National Mathematical Society of Pakistan Applied Mathematical Society
- Abbreviation: NMSP
- Predecessor: None
- Formation: February 20, 2010; 16 years ago
- Type: Scientific think tank
- Headquarters: Mathematical Research Laboratories
- Location: Lahore, Punjab Province;
- Region served: South Asia
- Official language: English Urdu
- President: Prof. Dr. Ahmad Mahmood Qureshi
- Affiliations: International Mathematical Union American Mathematical Society Pakistan Mathematical Society

= National Mathematical Society of Pakistan =

Pakistani non-profit entity

The National Mathematics Society of Pakistan (NMSP), is an academic, non-profit, and scientific society of applied mathematicians and engineers dedicated to the development and promotion of applied mathematics at all levels.

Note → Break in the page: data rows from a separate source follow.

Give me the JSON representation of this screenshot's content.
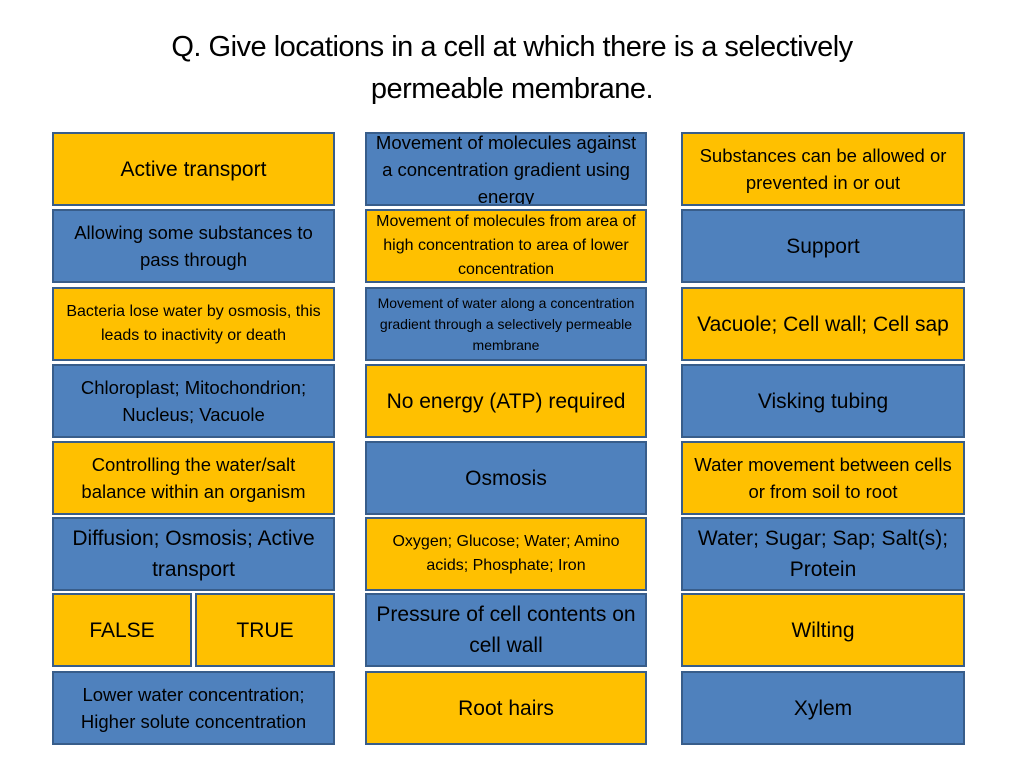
{
  "slide": {
    "title_line1": "Q. Give locations in a cell at which there is a selectively",
    "title_line2": "permeable membrane.",
    "colors": {
      "gold": "#FFC000",
      "blue": "#4F81BD",
      "border": "#385D8A"
    }
  },
  "column1": [
    {
      "text": "Active transport",
      "color": "gold"
    },
    {
      "text": "Allowing some substances to pass through",
      "color": "blue"
    },
    {
      "text": "Bacteria lose water by osmosis, this leads to inactivity or death",
      "color": "gold"
    },
    {
      "text": "Chloroplast; Mitochondrion; Nucleus; Vacuole",
      "color": "blue"
    },
    {
      "text": "Controlling the water/salt balance within an organism",
      "color": "gold"
    },
    {
      "text": "Diffusion; Osmosis; Active transport",
      "color": "blue"
    },
    {
      "text_a": "FALSE",
      "text_b": "TRUE",
      "color": "gold"
    },
    {
      "text": "Lower water concentration; Higher solute concentration",
      "color": "blue"
    }
  ],
  "column2": [
    {
      "text": "Movement of molecules against a concentration gradient using energy",
      "color": "blue"
    },
    {
      "text": "Movement of molecules from area of high concentration to area of lower concentration",
      "color": "gold"
    },
    {
      "text": "Movement of water along a concentration gradient through a selectively permeable membrane",
      "color": "blue"
    },
    {
      "text": "No energy (ATP) required",
      "color": "gold"
    },
    {
      "text": "Osmosis",
      "color": "blue"
    },
    {
      "text": "Oxygen; Glucose; Water; Amino acids; Phosphate; Iron",
      "color": "gold"
    },
    {
      "text": "Pressure of cell contents on cell wall",
      "color": "blue"
    },
    {
      "text": "Root hairs",
      "color": "gold"
    }
  ],
  "column3": [
    {
      "text": "Substances can be allowed or prevented in or out",
      "color": "gold"
    },
    {
      "text": "Support",
      "color": "blue"
    },
    {
      "text": "Vacuole; Cell wall; Cell sap",
      "color": "gold"
    },
    {
      "text": "Visking tubing",
      "color": "blue"
    },
    {
      "text": "Water movement between cells or from soil to root",
      "color": "gold"
    },
    {
      "text": "Water; Sugar; Sap; Salt(s); Protein",
      "color": "blue"
    },
    {
      "text": "Wilting",
      "color": "gold"
    },
    {
      "text": "Xylem",
      "color": "blue"
    }
  ]
}
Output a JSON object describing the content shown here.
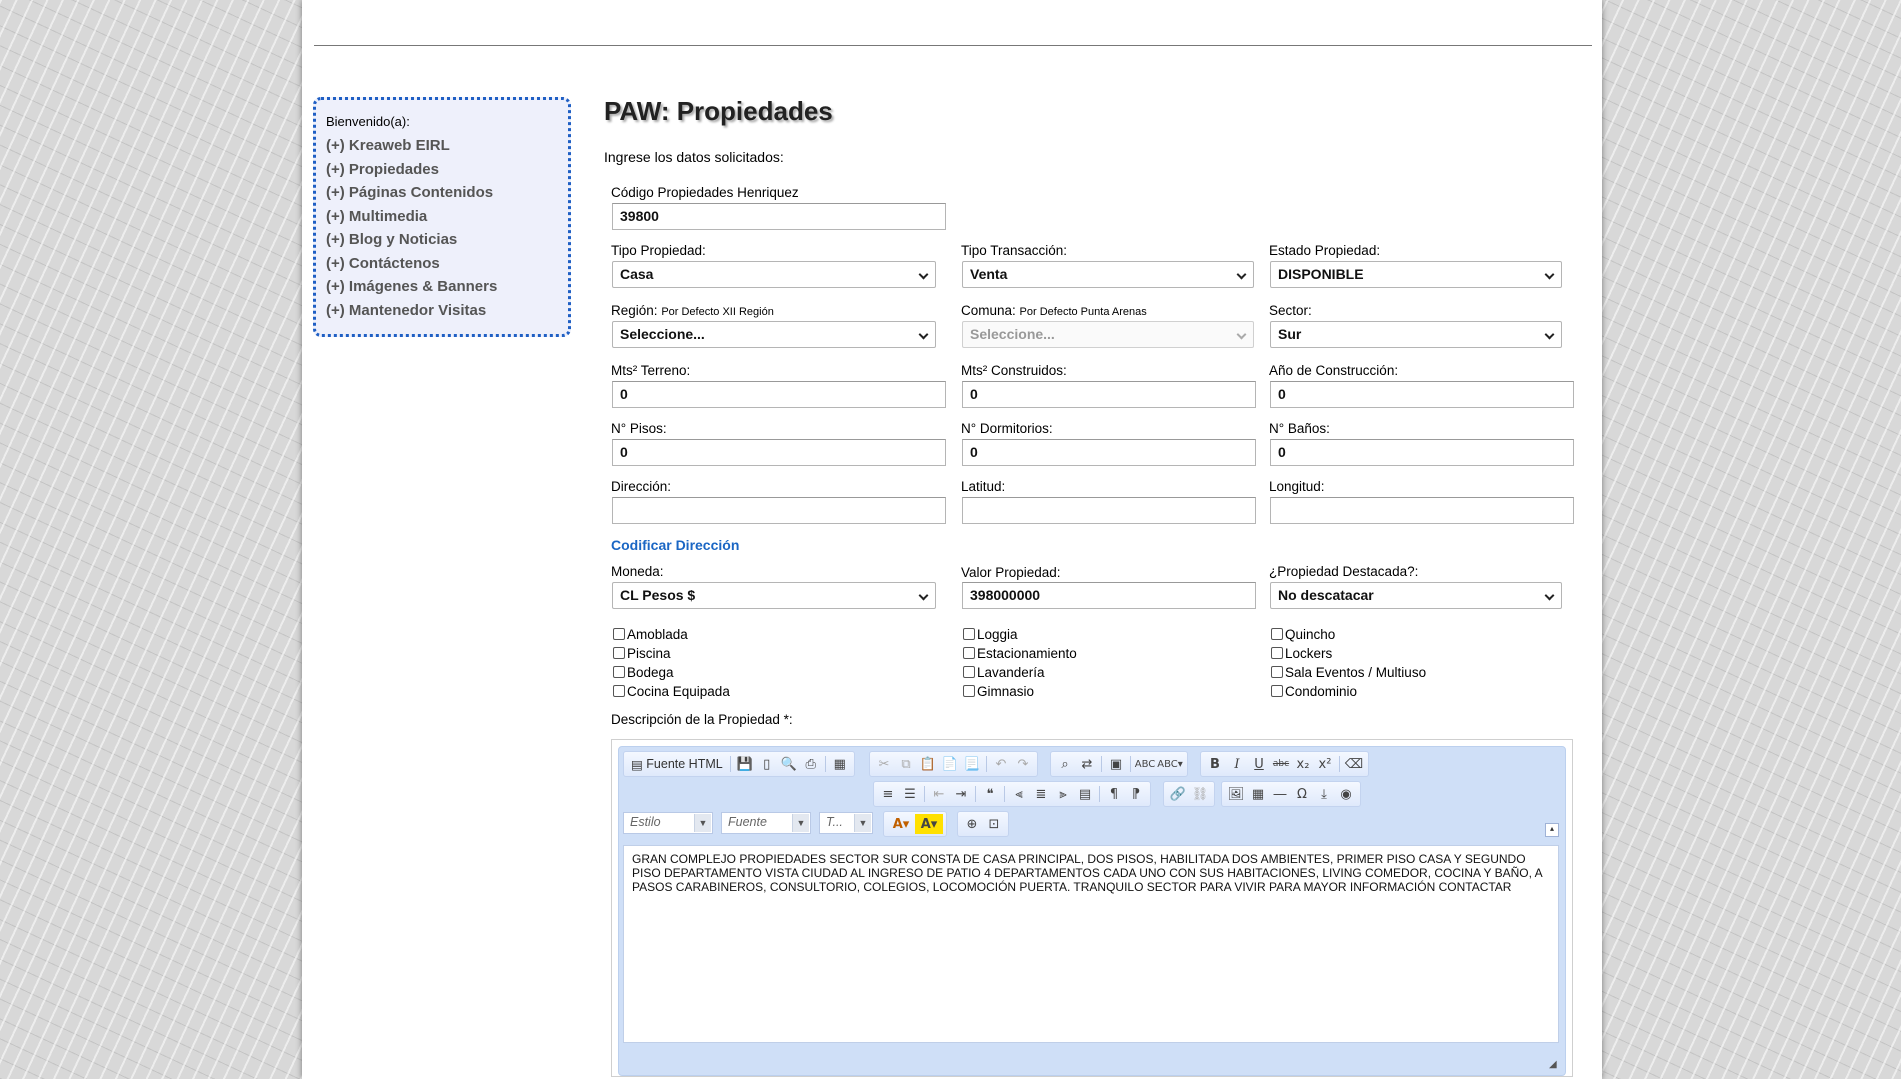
{
  "sidebar": {
    "welcome": "Bienvenido(a):",
    "items": [
      {
        "label": "(+) Kreaweb EIRL"
      },
      {
        "label": "(+) Propiedades"
      },
      {
        "label": "(+) Páginas Contenidos"
      },
      {
        "label": "(+) Multimedia"
      },
      {
        "label": "(+) Blog y Noticias"
      },
      {
        "label": "(+) Contáctenos"
      },
      {
        "label": "(+) Imágenes & Banners"
      },
      {
        "label": "(+) Mantenedor Visitas"
      }
    ]
  },
  "main": {
    "title": "PAW: Propiedades",
    "instructions": "Ingrese los datos solicitados:"
  },
  "form": {
    "codigo": {
      "label": "Código Propiedades Henriquez",
      "value": "39800"
    },
    "tipo_propiedad": {
      "label": "Tipo Propiedad:",
      "value": "Casa"
    },
    "tipo_transaccion": {
      "label": "Tipo Transacción:",
      "value": "Venta"
    },
    "estado_propiedad": {
      "label": "Estado Propiedad:",
      "value": "DISPONIBLE"
    },
    "region": {
      "label": "Región:",
      "hint": "Por Defecto XII Región",
      "value": "Seleccione..."
    },
    "comuna": {
      "label": "Comuna:",
      "hint": "Por Defecto Punta Arenas",
      "value": "Seleccione..."
    },
    "sector": {
      "label": "Sector:",
      "value": "Sur"
    },
    "mts_terreno": {
      "label": "Mts² Terreno:",
      "value": "0"
    },
    "mts_construidos": {
      "label": "Mts² Construidos:",
      "value": "0"
    },
    "anio_construccion": {
      "label": "Año de Construcción:",
      "value": "0"
    },
    "pisos": {
      "label": "N° Pisos:",
      "value": "0"
    },
    "dormitorios": {
      "label": "N° Dormitorios:",
      "value": "0"
    },
    "banos": {
      "label": "N° Baños:",
      "value": "0"
    },
    "direccion": {
      "label": "Dirección:",
      "value": ""
    },
    "latitud": {
      "label": "Latitud:",
      "value": ""
    },
    "longitud": {
      "label": "Longitud:",
      "value": ""
    },
    "geocode_link": "Codificar Dirección",
    "moneda": {
      "label": "Moneda:",
      "value": "CL Pesos $"
    },
    "valor": {
      "label": "Valor Propiedad:",
      "value": "398000000"
    },
    "destacada": {
      "label": "¿Propiedad Destacada?:",
      "value": "No descatacar"
    },
    "amenities": [
      {
        "label": "Amoblada",
        "checked": false
      },
      {
        "label": "Piscina",
        "checked": false
      },
      {
        "label": "Bodega",
        "checked": false
      },
      {
        "label": "Cocina Equipada",
        "checked": false
      },
      {
        "label": "Loggia",
        "checked": false
      },
      {
        "label": "Estacionamiento",
        "checked": false
      },
      {
        "label": "Lavandería",
        "checked": false
      },
      {
        "label": "Gimnasio",
        "checked": false
      },
      {
        "label": "Quincho",
        "checked": false
      },
      {
        "label": "Lockers",
        "checked": false
      },
      {
        "label": "Sala Eventos / Multiuso",
        "checked": false
      },
      {
        "label": "Condominio",
        "checked": false
      }
    ],
    "descripcion_label": "Descripción de la Propiedad *:"
  },
  "editor": {
    "source_label": "Fuente HTML",
    "style_combo": "Estilo",
    "font_combo": "Fuente",
    "size_combo": "T...",
    "content": "GRAN COMPLEJO PROPIEDADES SECTOR SUR CONSTA DE CASA PRINCIPAL, DOS PISOS, HABILITADA DOS AMBIENTES, PRIMER PISO CASA Y SEGUNDO PISO DEPARTAMENTO VISTA CIUDAD AL INGRESO DE PATIO 4 DEPARTAMENTOS CADA UNO CON SUS HABITACIONES, LIVING COMEDOR, COCINA Y BAÑO,  A PASOS CARABINEROS, CONSULTORIO, COLEGIOS,  LOCOMOCIÓN PUERTA.   TRANQUILO SECTOR PARA VIVIR  PARA MAYOR INFORMACIÓN CONTACTAR"
  }
}
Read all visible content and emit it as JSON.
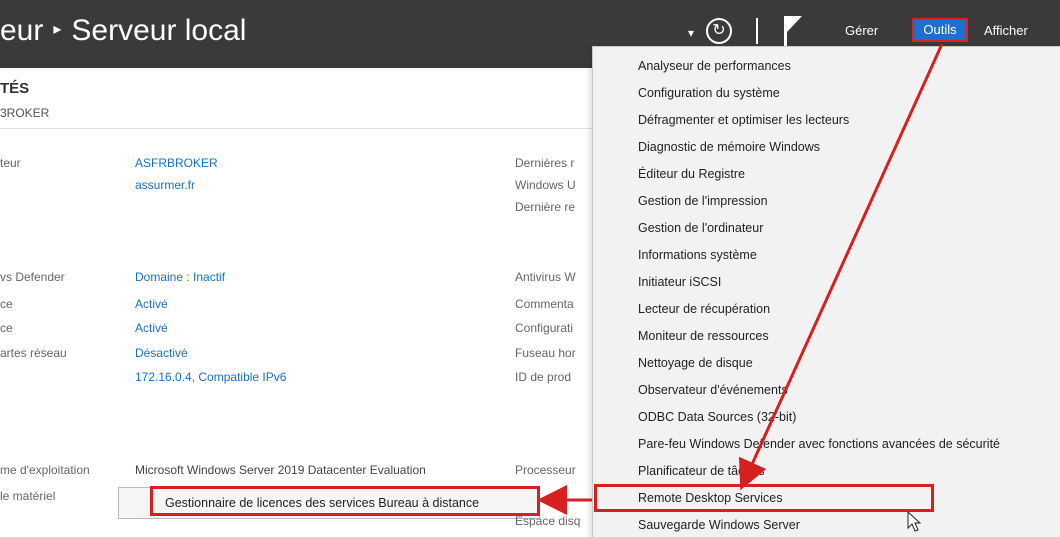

The society is aim to serve as the national community by organizing seminars, workshops, competitions, meetings and publications.

Established in 2010, the society was initially headquartered in Abdus Salam School of Mathematical Sciences (AS-SMS), at the Government College University, Lahore. It is working abroad to come and be a part of the international mathematical society and exchange ideas and skills with the other members of the society in Pakistan. It is currently the adhering organization of the International Mathematical Union on Pakistan.

On 2015, the Abdus Salam Shield Of Honor in Mathematics was initiated by NMSP to promote and recognize quality research in Mathematics. The first Shield was given to Prof. Hassan Azad from KFUPM in February 2016.

On 2017, NSMP initiated the Abdus Salam Medal for Mathematics to recognise the young and senior mathematicians at national and international levels for their excellent performance. The first recipients were Dr. Ayesha Asloob Qureshi from Sabancı University and Dr. Sahibzada Waleed Noor from University of Campinas.